The main floor features a living area with a brick fireplace and built-in bookcases surrounding the fireplace. The dining and kitchen area have been updated. The wall was taken out between the two areas and a modern kitchen installed. The granite countertops and the light colored cabinetry complement the copper sink and custom-built copper stove hood. There are no upper cabinets, making the kitchen feel light and airy.

There are three bedrooms and an office space upstairs. The bathroom has a claw-footed tub and was renovated to match the Victorian-era home. The master bedroom is on the third floor.

The home will be decorated for the holidays with natural materials. The tree will hold artist-made ornaments, some that were collected by Harmonie’s mother and grandmother. Boughs will be intertwined on the fireplace mantel and on the staircase.

Hazen House - Kevin Anderson

The living room fireplace in the Hazen House, which is owned by Kevin Anderson, is supposed to have come from France and is original to the home.

Hazen House

Kevin Anderson

306 S. Rusk Ave.

The Hazen House, built in 1892 by E.W. Hazen, is now owned by Kevin Anderson as a family vacation home and an Airbnb.

The tile-floored vestibule opens into a foyer dominated by the open staircase and a hardwood floor. The dining and living area is combined to create a large, comfortable room for guests. The living room fireplace and staircase are supposed to have come from France and are original to the home.
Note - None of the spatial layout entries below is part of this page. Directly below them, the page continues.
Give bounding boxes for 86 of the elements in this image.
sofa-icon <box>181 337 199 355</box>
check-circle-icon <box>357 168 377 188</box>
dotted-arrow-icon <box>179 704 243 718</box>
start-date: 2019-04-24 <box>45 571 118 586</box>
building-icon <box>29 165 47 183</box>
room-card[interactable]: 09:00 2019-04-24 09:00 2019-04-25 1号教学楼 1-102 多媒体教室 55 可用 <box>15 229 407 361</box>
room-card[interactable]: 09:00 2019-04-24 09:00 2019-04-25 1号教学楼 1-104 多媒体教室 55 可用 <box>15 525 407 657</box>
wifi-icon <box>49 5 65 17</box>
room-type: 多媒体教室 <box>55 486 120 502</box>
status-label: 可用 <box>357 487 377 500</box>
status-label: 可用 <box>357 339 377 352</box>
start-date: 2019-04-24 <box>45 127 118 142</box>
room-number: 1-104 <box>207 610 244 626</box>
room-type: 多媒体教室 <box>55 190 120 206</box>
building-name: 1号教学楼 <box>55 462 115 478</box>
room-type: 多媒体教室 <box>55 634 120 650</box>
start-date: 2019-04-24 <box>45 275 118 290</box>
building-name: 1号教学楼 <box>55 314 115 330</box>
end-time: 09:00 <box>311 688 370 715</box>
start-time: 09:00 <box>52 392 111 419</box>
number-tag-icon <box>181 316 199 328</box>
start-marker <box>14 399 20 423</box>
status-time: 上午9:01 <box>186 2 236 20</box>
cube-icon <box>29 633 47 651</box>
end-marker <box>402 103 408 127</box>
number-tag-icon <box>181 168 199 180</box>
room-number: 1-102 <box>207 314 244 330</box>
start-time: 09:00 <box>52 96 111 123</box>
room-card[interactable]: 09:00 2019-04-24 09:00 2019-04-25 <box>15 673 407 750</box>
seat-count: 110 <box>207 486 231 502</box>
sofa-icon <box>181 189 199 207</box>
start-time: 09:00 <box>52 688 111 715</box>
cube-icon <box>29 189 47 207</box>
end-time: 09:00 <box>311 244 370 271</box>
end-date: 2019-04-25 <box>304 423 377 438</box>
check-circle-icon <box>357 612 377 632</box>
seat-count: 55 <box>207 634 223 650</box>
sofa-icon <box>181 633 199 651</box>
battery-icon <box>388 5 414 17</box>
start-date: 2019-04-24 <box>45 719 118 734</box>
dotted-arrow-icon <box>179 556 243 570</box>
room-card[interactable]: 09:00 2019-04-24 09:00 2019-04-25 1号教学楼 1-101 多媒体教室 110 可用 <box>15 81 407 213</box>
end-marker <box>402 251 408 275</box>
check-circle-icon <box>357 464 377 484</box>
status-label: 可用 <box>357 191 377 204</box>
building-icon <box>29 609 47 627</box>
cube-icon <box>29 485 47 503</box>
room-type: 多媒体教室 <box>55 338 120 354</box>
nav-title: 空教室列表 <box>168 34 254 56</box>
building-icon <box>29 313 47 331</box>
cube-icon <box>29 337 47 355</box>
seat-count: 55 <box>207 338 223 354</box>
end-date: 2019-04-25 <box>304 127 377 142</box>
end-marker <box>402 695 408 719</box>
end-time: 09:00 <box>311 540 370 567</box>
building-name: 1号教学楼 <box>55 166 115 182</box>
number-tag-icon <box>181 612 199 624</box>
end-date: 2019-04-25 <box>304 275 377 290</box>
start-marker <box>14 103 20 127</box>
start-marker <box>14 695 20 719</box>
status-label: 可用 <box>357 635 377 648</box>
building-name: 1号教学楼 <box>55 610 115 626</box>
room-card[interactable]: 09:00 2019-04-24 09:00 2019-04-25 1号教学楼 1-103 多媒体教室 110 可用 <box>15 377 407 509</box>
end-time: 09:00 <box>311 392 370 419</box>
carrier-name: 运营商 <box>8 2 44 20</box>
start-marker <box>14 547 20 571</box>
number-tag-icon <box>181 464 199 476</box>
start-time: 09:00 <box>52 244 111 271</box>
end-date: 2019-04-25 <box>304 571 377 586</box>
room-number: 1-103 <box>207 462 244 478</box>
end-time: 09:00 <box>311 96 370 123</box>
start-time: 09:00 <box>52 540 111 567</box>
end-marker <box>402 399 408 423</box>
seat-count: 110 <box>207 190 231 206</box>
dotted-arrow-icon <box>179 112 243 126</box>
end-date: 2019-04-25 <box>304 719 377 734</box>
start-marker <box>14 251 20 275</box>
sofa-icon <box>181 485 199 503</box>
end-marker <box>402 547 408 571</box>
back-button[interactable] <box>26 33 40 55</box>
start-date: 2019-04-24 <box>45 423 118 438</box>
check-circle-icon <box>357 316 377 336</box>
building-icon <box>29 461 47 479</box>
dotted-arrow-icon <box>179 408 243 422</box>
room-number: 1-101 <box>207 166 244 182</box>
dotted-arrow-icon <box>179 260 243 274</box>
Tour-goers will enter the home from the back where there is a large, roomy mud room that leads to the kitchen which was completely renovated and is now a place where guests can cook in comfort and convenience.

Upstairs are six bedrooms, two of them have painted floors and one has a mural between the moulding and ceiling. One of the two bathrooms upstairs has the original club foot tub imported from Italy in 1903.
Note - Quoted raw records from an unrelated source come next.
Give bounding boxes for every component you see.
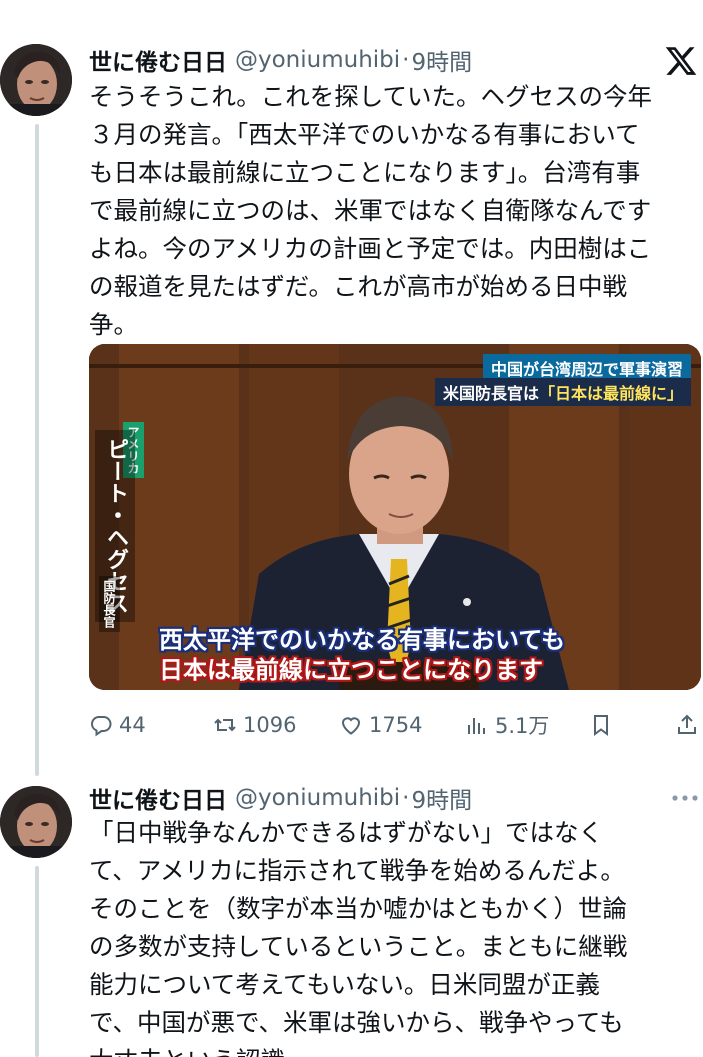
caption-line-2: 日本は最前線に立つことになります: [159, 656, 543, 684]
bookmark-button[interactable]: [589, 708, 613, 742]
separator-dot: ·: [402, 47, 410, 73]
timeline: 世に倦む日日 @yoniumuhibi · 9時間 そうそうこれ。これを探してい…: [0, 0, 703, 1057]
view-count: 5.1万: [495, 714, 550, 738]
tweet-header: 世に倦む日日 @yoniumuhibi · 9時間: [89, 44, 472, 76]
tweet-time[interactable]: 9時間: [411, 781, 472, 815]
tweet-line: 「日中戦争なんかできるはずがない」ではなく: [89, 818, 604, 847]
share-button[interactable]: [675, 708, 699, 742]
x-logo: [664, 44, 698, 78]
reply-icon: [90, 716, 112, 737]
speaker-role-label: 国防長官: [99, 576, 120, 632]
thread-connector: [35, 866, 39, 1057]
tweet-line: て、アメリカに指示されて戦争を始めるんだよ。: [89, 856, 625, 885]
author-name[interactable]: 世に倦む日日: [89, 43, 227, 77]
tweet-time[interactable]: 9時間: [411, 43, 472, 77]
avatar[interactable]: [0, 786, 72, 858]
tweet-line: ３月の発言。「西太平洋でのいかなる有事において: [89, 120, 640, 149]
tweet-header: 世に倦む日日 @yoniumuhibi · 9時間: [89, 782, 472, 814]
repost-button[interactable]: 1096: [213, 708, 296, 742]
tweet-line: 能力について考えてもいない。日米同盟が正義: [89, 970, 600, 999]
tweet-line: 争。: [89, 310, 138, 339]
analytics-icon: [468, 718, 485, 734]
views-button[interactable]: 5.1万: [465, 708, 549, 742]
ticker-highlight: 「日本は最前線に」: [538, 384, 683, 403]
avatar[interactable]: [0, 44, 72, 116]
tweet-line: の報道を見たはずだ。これが高市が始める日中戦: [89, 272, 628, 301]
tweet-line: も日本は最前線に立つことになります」。台湾有事: [89, 158, 641, 187]
tweet-line: で、中国が悪で、米軍は強いから、戦争やっても: [89, 1008, 624, 1037]
bookmark-icon: [594, 715, 608, 736]
separator-dot: ·: [402, 785, 410, 811]
news-ticker-bottom: 米国防長官は「日本は最前線に」: [434, 378, 691, 406]
tweet-line: そのことを（数字が本当か嘘かはともかく）世論: [89, 894, 628, 923]
repost-icon: [214, 718, 236, 732]
thread-connector: [35, 124, 39, 776]
tweet-line: そうそうこれ。これを探していた。ヘグセスの今年: [89, 82, 653, 111]
like-button[interactable]: 1754: [339, 708, 422, 742]
author-handle[interactable]: @yoniumuhibi: [235, 785, 400, 811]
tweet-media-image[interactable]: 中国が台湾周辺で軍事演習 米国防長官は「日本は最前線に」 アメリカ ピート・ヘグ…: [89, 344, 701, 690]
heart-icon: [341, 717, 361, 735]
reply-count: 44: [119, 713, 146, 737]
reply-button[interactable]: 44: [89, 708, 146, 742]
repost-count: 1096: [243, 713, 297, 737]
author-name[interactable]: 世に倦む日日: [89, 781, 227, 815]
tweet-line: で最前線に立つのは、米軍ではなく自衛隊なんです: [89, 196, 652, 225]
author-handle[interactable]: @yoniumuhibi: [235, 47, 400, 73]
tweet-line: 大丈夫という認識。: [89, 1042, 701, 1057]
tweet-actions: 44 1096 1754 5.1万: [89, 708, 701, 742]
tweet-line: の多数が支持しているということ。まともに継戦: [89, 932, 628, 961]
like-count: 1754: [369, 713, 423, 737]
share-icon: [678, 714, 696, 734]
tweet-text: 「日中戦争なんかできるはずがない」ではなく て、アメリカに指示されて戦争を始める…: [89, 814, 701, 1057]
ticker-prefix: 米国防長官は: [442, 384, 539, 403]
more-icon[interactable]: [668, 788, 702, 808]
tweet-line: よね。今のアメリカの計画と予定では。内田樹はこ: [89, 234, 652, 263]
tweet-text: そうそうこれ。これを探していた。ヘグセスの今年 ３月の発言。「西太平洋でのいかな…: [89, 78, 701, 344]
The house will be decorated for the holidays.

Maridene and David Parr home

The dining room of the Maridene and David Parr home features a buffet that was refinished by David.

Maridene and David Parr

117 N. Washington Ave.

This cozy, two story catalog home was possibly ordered from Sears, Roebuck & Company or Montgomery Ward. These kit homes were sold at Sears from 1908 to about 1940 and at Montgomery Ward from about 1922-31. A Montgomery Ward home sold for $1,385 to $1,995 in 1925 without options such as oak woodwork, asphalt shingles and several more options. The plumbing, heating, electricity and foundation were extra. The house was completely remodeled over the years with the original floor plan kept intact.

The carpeted living and dining area contain many family pictures and two white-tailed deer mounts of David’s. Two plaid chairs from the 1970s add color and a touch of nostalgia to the home. The U-shaped kitchen has dark cabinets and granite countertops from Elegant Stone.

The table in the dining area may be set with some of Maridene’s collections of green depression glass and fine china.

The tree in the living area will be decorated with collectable ornaments and the home will be dressed up for the holidays.

Virginia Tromp home.

Chandeliers decorate a room in the Virginia Tromp home.

Virginia Tromp

606 E. Court St.

The former home of Dian and Gary Krause, built around 1881 by Melvin Chase, has undergone some changes within the last year.

Virginia Tromp has opened up the kitchen area, removing a wall, creating a galley kitchen with a booth, upholstered in pink. The large window allows natural light to highlight the art in the sitting area. The solid wood countertops made by Mike Riley add more warmth to the room.

The large room off the kitchen has been turned into a working studio. Tromp creates collages, some very large and colorful, many with a nature theme. The studio has the unusual stone fire place and a custom wood floor. There is a collection of unusual chandeliers which will be decorated with garland and twinkle lights for the holidays.

Six tall, narrow trees placed throughout the home will have vintage ornaments and natural elements on the boughs.